Demoras e recusas de embarque comprometem o acesso a procedimentos diagnósticos e terapêuticos de Medicina Nuclear.
De 23 a 27 de março, a Sociedade Brasileira de Medicina Nuclear e Imagem Molecular (SBMN), representada pela Presidente, Dra. Elba Etchebehere, participou da International Conference on the Safe and Secure Transport of Nuclear and Radioactive Material, promovida pela AIEA. Em Viena, a entidade foi convidada a ministrar aula e integrar sessão plenária Sustainable Supply Chain for Radiopharmaceuticals. O foco foi discutir as consequências, tanto para os pacientes quanto para todo o sistema de saúde, de atrasos ou recusas no envio de radiofármacos — situações que acontecem quando companhias aéreas ou operadores logísticos deixam de transportar radiofármacos destinados à Medicina Nuclear.
Dados da AIEA apontam que cerca de 20 milhões de remessas nucleares e radioativas circulam anualmente no mundo, voltadas a usos pacíficos em setores como energia, saúde, educação, agricultura e indústria. Nesse cenário, a confiabilidade e a agilidade das operações são consideradas fatores críticos.
A agenda do encontro reuniu reguladores, gestores públicos, representantes do setor produtivo, operadores e especialistas das áreas técnica e jurídica, além de organismos internacionais e autoridades de controle. O evento contou ainda com organizações da sociedade civil, instituições de ensino e associações científicas, dedicadas à análise de gargalos nas cadeias logísticas desses insumos.

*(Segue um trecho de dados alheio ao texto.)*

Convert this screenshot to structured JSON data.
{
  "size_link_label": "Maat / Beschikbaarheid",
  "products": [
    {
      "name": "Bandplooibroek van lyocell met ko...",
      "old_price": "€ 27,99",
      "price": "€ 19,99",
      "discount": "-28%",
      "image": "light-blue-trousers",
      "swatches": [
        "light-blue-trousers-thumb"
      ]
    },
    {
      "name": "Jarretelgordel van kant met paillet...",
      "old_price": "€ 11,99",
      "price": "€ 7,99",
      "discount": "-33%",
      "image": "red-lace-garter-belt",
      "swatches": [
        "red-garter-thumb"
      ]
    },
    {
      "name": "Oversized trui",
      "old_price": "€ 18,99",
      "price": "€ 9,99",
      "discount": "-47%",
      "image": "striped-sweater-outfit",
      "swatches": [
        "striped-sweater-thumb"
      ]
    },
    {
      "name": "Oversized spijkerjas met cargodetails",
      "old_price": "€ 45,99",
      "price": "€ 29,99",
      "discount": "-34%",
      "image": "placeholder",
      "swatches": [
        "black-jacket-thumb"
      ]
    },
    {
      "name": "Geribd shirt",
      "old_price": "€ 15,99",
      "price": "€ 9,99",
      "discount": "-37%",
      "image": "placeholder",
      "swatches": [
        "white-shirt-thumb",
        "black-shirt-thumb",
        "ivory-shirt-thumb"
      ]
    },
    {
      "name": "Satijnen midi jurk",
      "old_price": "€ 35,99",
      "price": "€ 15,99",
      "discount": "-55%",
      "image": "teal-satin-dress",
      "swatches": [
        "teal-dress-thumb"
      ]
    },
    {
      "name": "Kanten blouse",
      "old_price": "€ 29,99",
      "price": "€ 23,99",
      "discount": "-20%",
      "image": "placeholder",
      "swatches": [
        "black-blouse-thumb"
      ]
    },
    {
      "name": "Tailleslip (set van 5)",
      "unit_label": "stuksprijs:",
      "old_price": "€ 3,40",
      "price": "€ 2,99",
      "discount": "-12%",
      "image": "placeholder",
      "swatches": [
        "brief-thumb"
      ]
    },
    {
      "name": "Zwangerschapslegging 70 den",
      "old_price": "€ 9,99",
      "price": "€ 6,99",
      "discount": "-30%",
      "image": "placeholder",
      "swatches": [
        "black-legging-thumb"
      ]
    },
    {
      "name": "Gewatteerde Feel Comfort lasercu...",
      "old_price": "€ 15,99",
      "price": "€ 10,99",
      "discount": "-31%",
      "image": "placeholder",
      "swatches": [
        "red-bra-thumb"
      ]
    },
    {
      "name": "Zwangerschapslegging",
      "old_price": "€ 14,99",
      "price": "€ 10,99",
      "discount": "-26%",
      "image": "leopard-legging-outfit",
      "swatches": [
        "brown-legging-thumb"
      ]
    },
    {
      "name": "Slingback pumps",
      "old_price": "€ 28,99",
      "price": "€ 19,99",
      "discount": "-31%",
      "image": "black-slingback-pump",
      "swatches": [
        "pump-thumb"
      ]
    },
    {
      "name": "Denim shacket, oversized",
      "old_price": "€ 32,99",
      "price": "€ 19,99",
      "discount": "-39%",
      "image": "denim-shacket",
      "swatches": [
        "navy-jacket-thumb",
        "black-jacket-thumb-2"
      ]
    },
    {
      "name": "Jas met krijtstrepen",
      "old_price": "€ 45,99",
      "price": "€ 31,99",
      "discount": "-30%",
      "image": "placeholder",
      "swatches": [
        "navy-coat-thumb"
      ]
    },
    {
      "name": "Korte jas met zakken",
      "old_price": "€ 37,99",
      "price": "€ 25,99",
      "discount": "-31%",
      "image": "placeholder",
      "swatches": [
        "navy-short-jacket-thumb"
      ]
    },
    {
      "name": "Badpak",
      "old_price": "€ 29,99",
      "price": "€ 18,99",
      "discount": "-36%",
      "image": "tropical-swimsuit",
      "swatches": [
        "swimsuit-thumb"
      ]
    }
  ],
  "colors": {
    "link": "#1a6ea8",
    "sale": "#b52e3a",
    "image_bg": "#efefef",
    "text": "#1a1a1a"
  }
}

A presença da SBMN na plenária da AIEA se deu após contribuições recentes ao tema em fóruns internacionais. Em dezembro de 2025, a Sociedade integrou a quinta reunião de um grupo de trabalho sobre o assunto. Na ocasião, a Dra. Elba Etchebehere apresentou a exposição “Denial of Shipment: a Perspective from the Brazilian Society of Nuclear Medicine and Molecular Imaging”, com avaliação dos desafios logísticos enfrentados por serviços da área no país.
Em janeiro de 2026, a SBMN também encaminhou contribuição técnica à seção de perguntas frequentes do Global Nuclear Safety and Security Network. O material reuniu observações da prática clínica brasileira e examinou impactos decorrentes da recusa no transporte de radiofármacos, inclusive em casos nos quais exigências regulatórias e protocolos de segurança são plenamente atendidos.
Desta vez, a participação brasileira no encontro em Viena projetou a experiência nacional e internacional no debate sobre logística e acesso a tecnologias de medicina nuclear. “A realidade dos serviços de Medicina Nuclear no Brasil e em outros países no mundo mostra como barreiras no transporte de radiofármacos afetam diretamente o atendimento de milhares de pacientes. Agradecemos o convite da AIEA e a oportunidade de participar do debate globall”, afirmou a Dra. Elba Etchebehere.